🤖 AI Summary
Existing human-in-the-loop reinforcement learning (HiL-RL) methods rely heavily on frequent human interventions to correct inefficient exploration, resulting in high costs and limited scalability. This work proposes UniIntervene, a novel framework that shifts the burden of intervention from humans to the agent itself. By leveraging future-conditioned action-value estimation and a temporal value-risk critic, the agent autonomously detects policy stagnation, retrieves high-value targets from an intervention memory bank, and generates corrective actions via a goal-conditioned recovery policy. This approach marks a paradigm shift from passive error correction to proactive, value-aware recovery. Evaluated across diverse real-world manipulation tasks, UniIntervene achieves an average 8.6% improvement in success rate and reduces human intervention by 57% compared to state-of-the-art HiL-RL methods.
📝 Abstract
Human-in-the-loop reinforcement learning (HiL-RL) has emerged as an effective paradigm for real-world robotic manipulation, enabling online policy improvement with human guidance. However, current HiL-RL frameworks remain intervention-intensive, relying on frequent human corrections to redirect the policy out of unproductive exploration, which incurs high labor cost and limits real-world scalability. To address this, we propose UniIntervene, an agentic intervention model that detects unproductive exploration and autonomously recovers the policy toward high-value states, taking over the bulk of interventions from human operators. Specifically, UniIntervene first performs future-conditioned action-value estimation, predicting the latent consequence of the current action and evaluating its induced value, which provides a more stable progress signal. Building on this, a temporal value-risk critic aggregates recent value dynamics and triggers intervention when the estimated value exhibits sustained stagnation or degradation.

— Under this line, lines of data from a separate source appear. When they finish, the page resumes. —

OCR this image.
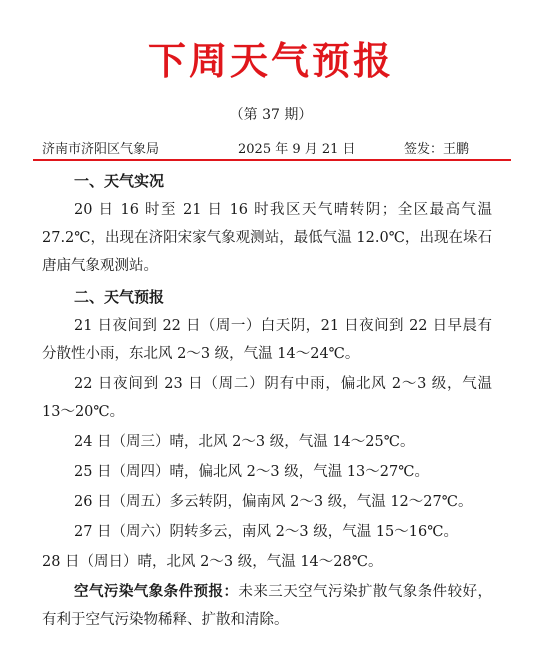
下周天气预报
（第 37 期）
济南市济阳区气象局	2025 年 9 月 21 日	签发：王鹏
一、天气实况
20 日 16 时至 21 日 16 时我区天气晴转阴；全区最高气温 27.2℃，出现在济阳宋家气象观测站，最低气温 12.0℃，出现在垛石唐庙气象观测站。
二、天气预报
21 日夜间到 22 日（周一）白天阴，21 日夜间到 22 日早晨有分散性小雨，东北风 2～3 级，气温 14～24℃。
22 日夜间到 23 日（周二）阴有中雨，偏北风 2～3 级，气温 13～20℃。
24 日（周三）晴，北风 2～3 级，气温 14～25℃。
25 日（周四）晴，偏北风 2～3 级，气温 13～27℃。
26 日（周五）多云转阴，偏南风 2～3 级，气温 12～27℃。
27 日（周六）阴转多云，南风 2～3 级，气温 15～16℃。
28 日（周日）晴，北风 2～3 级，气温 14～28℃。
空气污染气象条件预报：未来三天空气污染扩散气象条件较好，有利于空气污染物稀释、扩散和清除。
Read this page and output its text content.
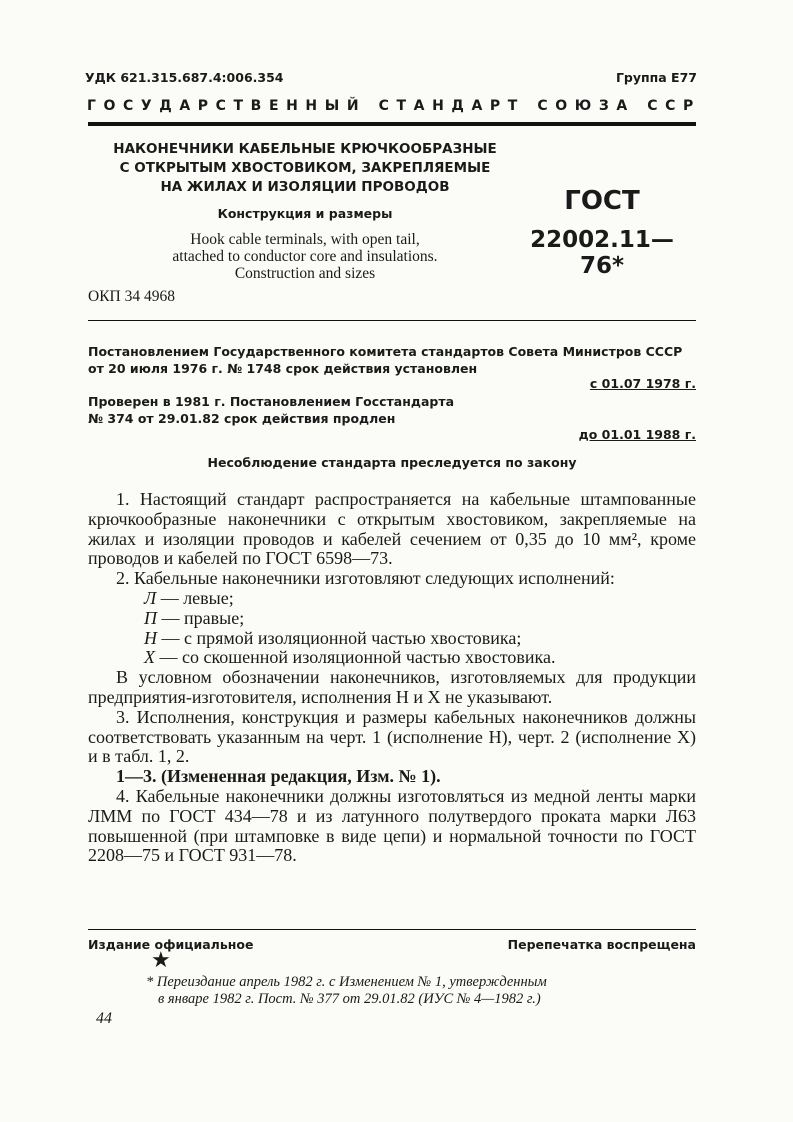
УДК 621.315.687.4:006.354	Группа Е77
ГОСУДАРСТВЕННЫЙ СТАНДАРТ СОЮЗА ССР
НАКОНЕЧНИКИ КАБЕЛЬНЫЕ КРЮЧКООБРАЗНЫЕ
С ОТКРЫТЫМ ХВОСТОВИКОМ, ЗАКРЕПЛЯЕМЫЕ
НА ЖИЛАХ И ИЗОЛЯЦИИ ПРОВОДОВ
Конструкция и размеры
Hook cable terminals, with open tail,
attached to conductor core and insulations.
Construction and sizes
ГОСТ
22002.11—76*
ОКП 34 4968
Постановлением Государственного комитета стандартов Совета Министров СССР от 20 июля 1976 г. № 1748 срок действия установлен
с 01.07 1978 г.
Проверен в 1981 г. Постановлением Госстандарта № 374 от 29.01.82 срок действия продлен
до 01.01 1988 г.
Несоблюдение стандарта преследуется по закону

1. Настоящий стандарт распространяется на кабельные штампованные крючкообразные наконечники с открытым хвостовиком, закрепляемые на жилах и изоляции проводов и кабелей сечением от 0,35 до 10 мм², кроме проводов и кабелей по ГОСТ 6598—73.

2. Кабельные наконечники изготовляют следующих исполнений:

Л — левые;

П — правые;

Н — с прямой изоляционной частью хвостовика;

Х — со скошенной изоляционной частью хвостовика.

В условном обозначении наконечников, изготовляемых для продукции предприятия-изготовителя, исполнения Н и Х не указывают.

3. Исполнения, конструкция и размеры кабельных наконечников должны соответствовать указанным на черт. 1 (исполнение Н), черт. 2 (исполнение Х) и в табл. 1, 2.

1—3. (Измененная редакция, Изм. № 1).

4. Кабельные наконечники должны изготовляться из медной ленты марки ЛММ по ГОСТ 434—78 и из латунного полутвердого проката марки Л63 повышенной (при штамповке в виде цепи) и нормальной точности по ГОСТ 2208—75 и ГОСТ 931—78.

Издание официальное	Перепечатка воспрещена
★
* Переиздание апрель 1982 г. с Изменением № 1, утвержденным
в январе 1982 г. Пост. № 377 от 29.01.82 (ИУС № 4—1982 г.)
44
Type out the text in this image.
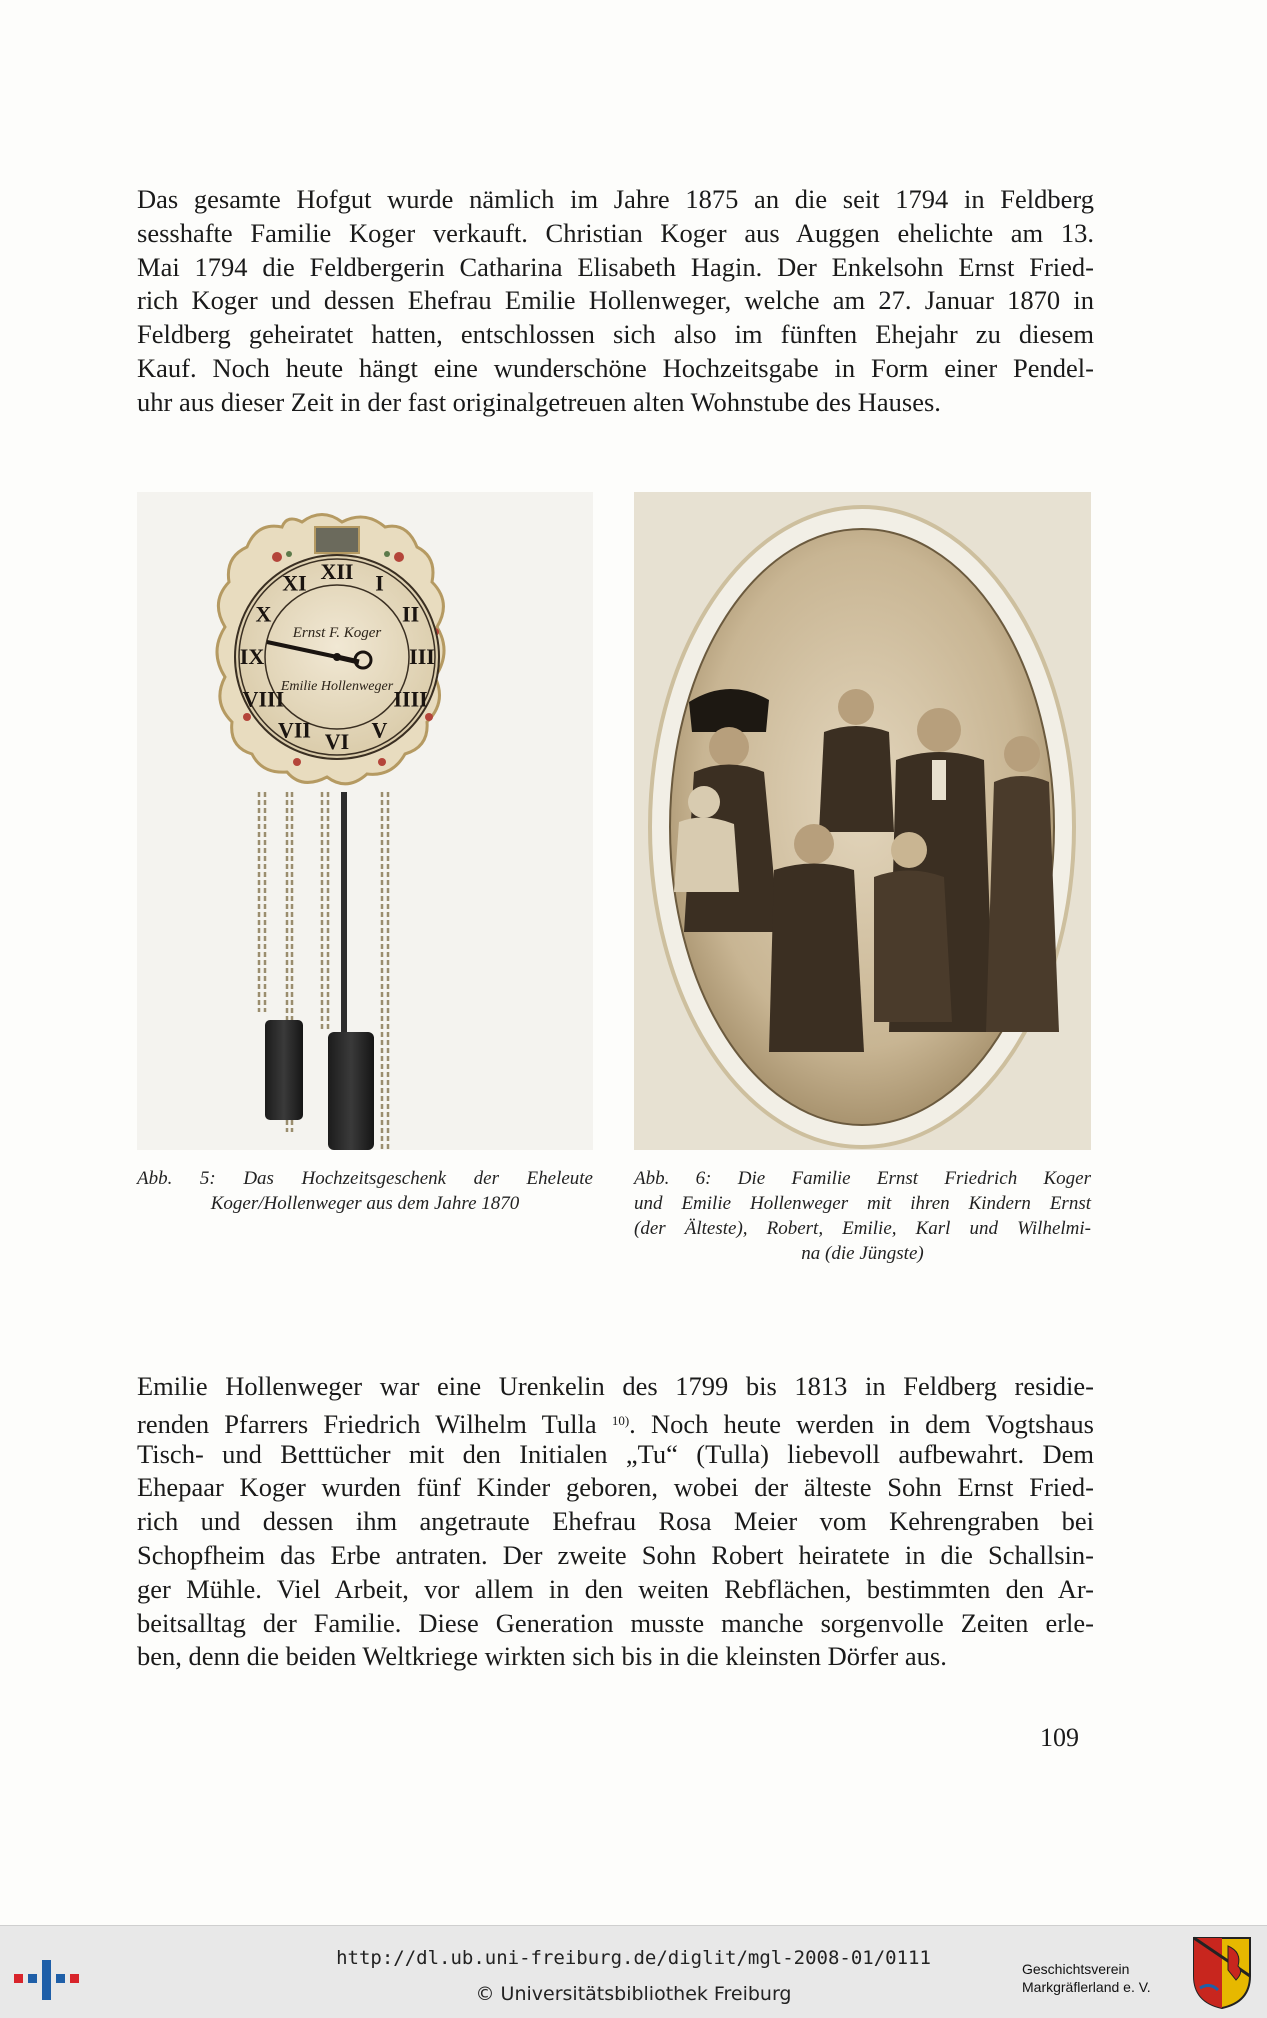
Das gesamte Hofgut wurde nämlich im Jahre 1875 an die seit 1794 in Feldberg
sesshafte Familie Koger verkauft. Christian Koger aus Auggen ehelichte am 13.
Mai 1794 die Feldbergerin Catharina Elisabeth Hagin. Der Enkelsohn Ernst Fried-
rich Koger und dessen Ehefrau Emilie Hollenweger, welche am 27. Januar 1870 in
Feldberg geheiratet hatten, entschlossen sich also im fünften Ehejahr zu diesem
Kauf. Noch heute hängt eine wunderschöne Hochzeitsgabe in Form einer Pendel-
uhr aus dieser Zeit in der fast originalgetreuen alten Wohnstube des Hauses.
XII I
II
III
IIII
V
VI
VII
VIII
IX
X
XI
Ernst F. Koger
Emilie Hollenweger
Abb. 5: Das Hochzeitsgeschenk der Eheleute
Koger/Hollenweger aus dem Jahre 1870
Abb. 6: Die Familie Ernst Friedrich Koger
und Emilie Hollenweger mit ihren Kindern Ernst
(der Älteste), Robert, Emilie, Karl und Wilhelmi-
na (die Jüngste)
Emilie Hollenweger war eine Urenkelin des 1799 bis 1813 in Feldberg residie-
renden Pfarrers Friedrich Wilhelm Tulla $^{10)}$. Noch heute werden in dem Vogtshaus
Tisch- und Betttücher mit den Initialen „Tu“ (Tulla) liebevoll aufbewahrt. Dem
Ehepaar Koger wurden fünf Kinder geboren, wobei der älteste Sohn Ernst Fried-
rich und dessen ihm angetraute Ehefrau Rosa Meier vom Kehrengraben bei
Schopfheim das Erbe antraten. Der zweite Sohn Robert heiratete in die Schallsin-
ger Mühle. Viel Arbeit, vor allem in den weiten Rebflächen, bestimmten den Ar-
beitsalltag der Familie. Diese Generation musste manche sorgenvolle Zeiten erle-
ben, denn die beiden Weltkriege wirkten sich bis in die kleinsten Dörfer aus.
109
http://dl.ub.uni-freiburg.de/diglit/mgl-2008-01/0111
© Universitätsbibliothek Freiburg
Geschichtsverein
Markgräflerland e. V.
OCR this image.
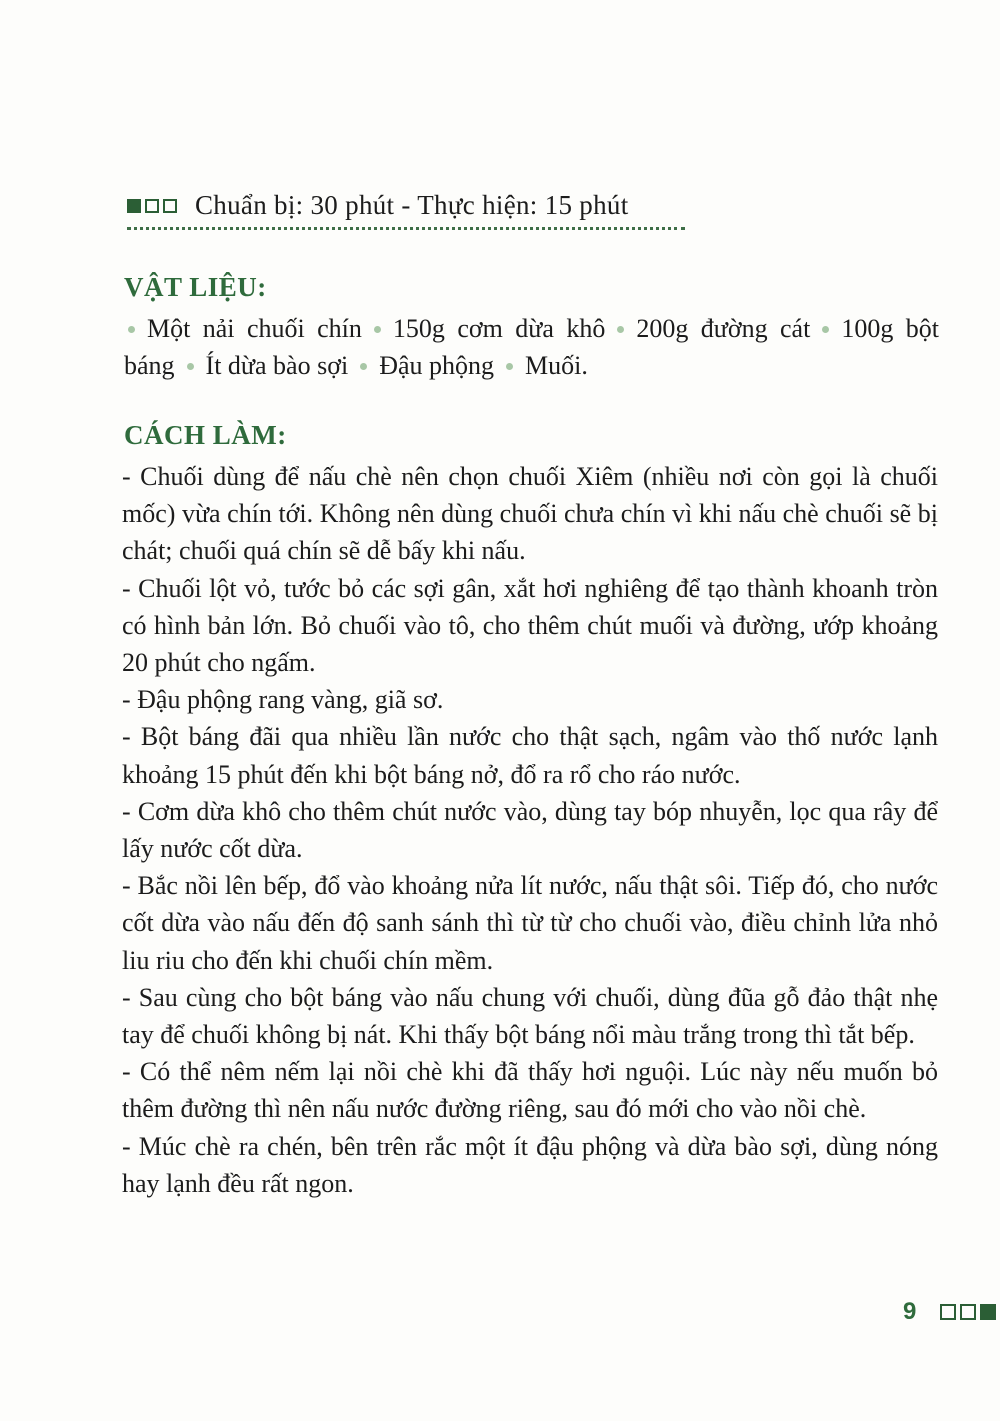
Chuẩn bị: 30 phút - Thực hiện: 15 phút
VẬT LIỆU:
Một nải chuối chín 150g cơm dừa khô 200g đường cát 100g bột báng Ít dừa bào sợi Đậu phộng Muối.
CÁCH LÀM:

- Chuối dùng để nấu chè nên chọn chuối Xiêm (nhiều nơi còn gọi là chuối mốc) vừa chín tới. Không nên dùng chuối chưa chín vì khi nấu chè chuối sẽ bị chát; chuối quá chín sẽ dễ bấy khi nấu.

- Chuối lột vỏ, tước bỏ các sợi gân, xắt hơi nghiêng để tạo thành khoanh tròn có hình bản lớn. Bỏ chuối vào tô, cho thêm chút muối và đường, ướp khoảng 20 phút cho ngấm.

- Đậu phộng rang vàng, giã sơ.

- Bột báng đãi qua nhiều lần nước cho thật sạch, ngâm vào thố nước lạnh khoảng 15 phút đến khi bột báng nở, đổ ra rổ cho ráo nước.

- Cơm dừa khô cho thêm chút nước vào, dùng tay bóp nhuyễn, lọc qua rây để lấy nước cốt dừa.

- Bắc nồi lên bếp, đổ vào khoảng nửa lít nước, nấu thật sôi. Tiếp đó, cho nước cốt dừa vào nấu đến độ sanh sánh thì từ từ cho chuối vào, điều chỉnh lửa nhỏ liu riu cho đến khi chuối chín mềm.

- Sau cùng cho bột báng vào nấu chung với chuối, dùng đũa gỗ đảo thật nhẹ tay để chuối không bị nát. Khi thấy bột báng nổi màu trắng trong thì tắt bếp.

- Có thể nêm nếm lại nồi chè khi đã thấy hơi nguội. Lúc này nếu muốn bỏ thêm đường thì nên nấu nước đường riêng, sau đó mới cho vào nồi chè.

- Múc chè ra chén, bên trên rắc một ít đậu phộng và dừa bào sợi, dùng nóng hay lạnh đều rất ngon.

9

When intervention is required, UniIntervene retrieves a high-value recovery target from a memory of past intervention episodes and produces executable corrective actions through a goal-conditioned recovery policy. In this way, UniIntervene turns intervention from passive human correction into a value-aware recovery process for efficient real-world RL. Extensive experiments on diverse real-world manipulation tasks demonstrate that UniIntervene improves the average success rate by 8.6% while reducing human interventions by 57% relative to state-of-the-art HiL-RL baselines.